The Third Congress met in the Aula, or Assembly Hall, of the University of Geneva, Switzerland, July 28 to August 1, 1922. About 500 members attended, representing 30 nationalities and 29 national committees. Thirty-three papers were contributed, all being published in French, in two volumes, by Delachaux, at Neuchatel. The topics were confined to (1) the international motive, with special reference to the teaching of history; and (2) the motive of service. Frederick Pollock gave the inaugural address on behalf of the International Executive Council (London), and was followed by the newly elected president of the Congress, Adolphe Ferrière, who was an advocate of progressive education. Among the speakers during the eight sessions, perhaps the most popular were three—Professor Foerster; Albert Thomas, Director of the Labor Office of the League of Nations; and Robert Baden-Powell, the founder of the Scout Movement.
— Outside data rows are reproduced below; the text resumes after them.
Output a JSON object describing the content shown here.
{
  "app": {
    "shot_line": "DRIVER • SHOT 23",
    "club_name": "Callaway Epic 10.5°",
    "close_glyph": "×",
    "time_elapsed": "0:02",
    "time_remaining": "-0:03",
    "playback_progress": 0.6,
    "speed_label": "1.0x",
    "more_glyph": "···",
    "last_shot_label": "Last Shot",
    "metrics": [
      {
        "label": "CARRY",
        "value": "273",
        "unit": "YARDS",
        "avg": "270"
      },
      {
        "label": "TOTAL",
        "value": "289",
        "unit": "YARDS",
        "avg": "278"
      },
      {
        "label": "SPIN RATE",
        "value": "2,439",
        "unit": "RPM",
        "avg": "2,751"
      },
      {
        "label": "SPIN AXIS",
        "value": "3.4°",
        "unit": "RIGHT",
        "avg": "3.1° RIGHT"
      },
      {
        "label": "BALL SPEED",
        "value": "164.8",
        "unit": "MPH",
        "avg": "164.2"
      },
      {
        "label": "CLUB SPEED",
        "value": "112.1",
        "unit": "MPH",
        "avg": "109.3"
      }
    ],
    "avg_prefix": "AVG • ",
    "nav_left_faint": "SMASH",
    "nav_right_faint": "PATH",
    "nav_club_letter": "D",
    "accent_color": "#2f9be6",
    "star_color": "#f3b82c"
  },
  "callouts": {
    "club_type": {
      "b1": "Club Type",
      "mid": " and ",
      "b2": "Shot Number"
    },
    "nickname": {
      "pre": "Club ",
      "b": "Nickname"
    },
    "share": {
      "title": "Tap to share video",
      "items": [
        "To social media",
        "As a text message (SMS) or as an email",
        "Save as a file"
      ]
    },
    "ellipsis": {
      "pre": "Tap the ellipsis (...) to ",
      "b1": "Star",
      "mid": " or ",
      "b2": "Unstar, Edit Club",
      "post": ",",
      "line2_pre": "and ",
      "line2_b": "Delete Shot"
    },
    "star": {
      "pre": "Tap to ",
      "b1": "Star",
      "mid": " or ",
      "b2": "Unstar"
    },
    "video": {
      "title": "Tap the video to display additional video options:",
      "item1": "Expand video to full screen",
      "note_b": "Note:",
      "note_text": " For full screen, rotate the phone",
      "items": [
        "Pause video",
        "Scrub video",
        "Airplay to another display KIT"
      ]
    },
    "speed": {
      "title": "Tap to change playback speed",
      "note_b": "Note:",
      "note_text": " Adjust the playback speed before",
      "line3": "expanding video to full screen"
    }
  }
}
A special session was held in the hall of the Secretariat of the League of Nations, chaired by Gustav Spiller, which included Nitobe Inazō, Director of the Section of International Bureaus. The Congress approved of the establishment of an International Moral Education Bureau at The Hague, and decided to form a permanent association of educationists of the world, based on the 29 national committees already existing.

==1926==
The Fourth Congress took place in Rome, Italy, from September 28 to October 2, 1926. Francesco Orestano served as president.

==1930==
The Fifth Congress took place at the University of Sorbonne in Paris, France, September 23–27, 1930. Sébastien Charléty served as president.

==1934==
The Sixth Congress took place in Kraków, Poland, September 11–14, 1934.

==Scholarly review==
In 2004, Marco Cicchini of the University of Geneva published his study based on a review of the proceedings and publications of the six congresses. He synthesized the congresses' aims and ideals, the theoretical and institutional outlines, the socio-professional profiles of the participants, the status of their contributions, and the disciplines invited to discuss the issues. He also noted on the changes which led to the disappearance of the congress.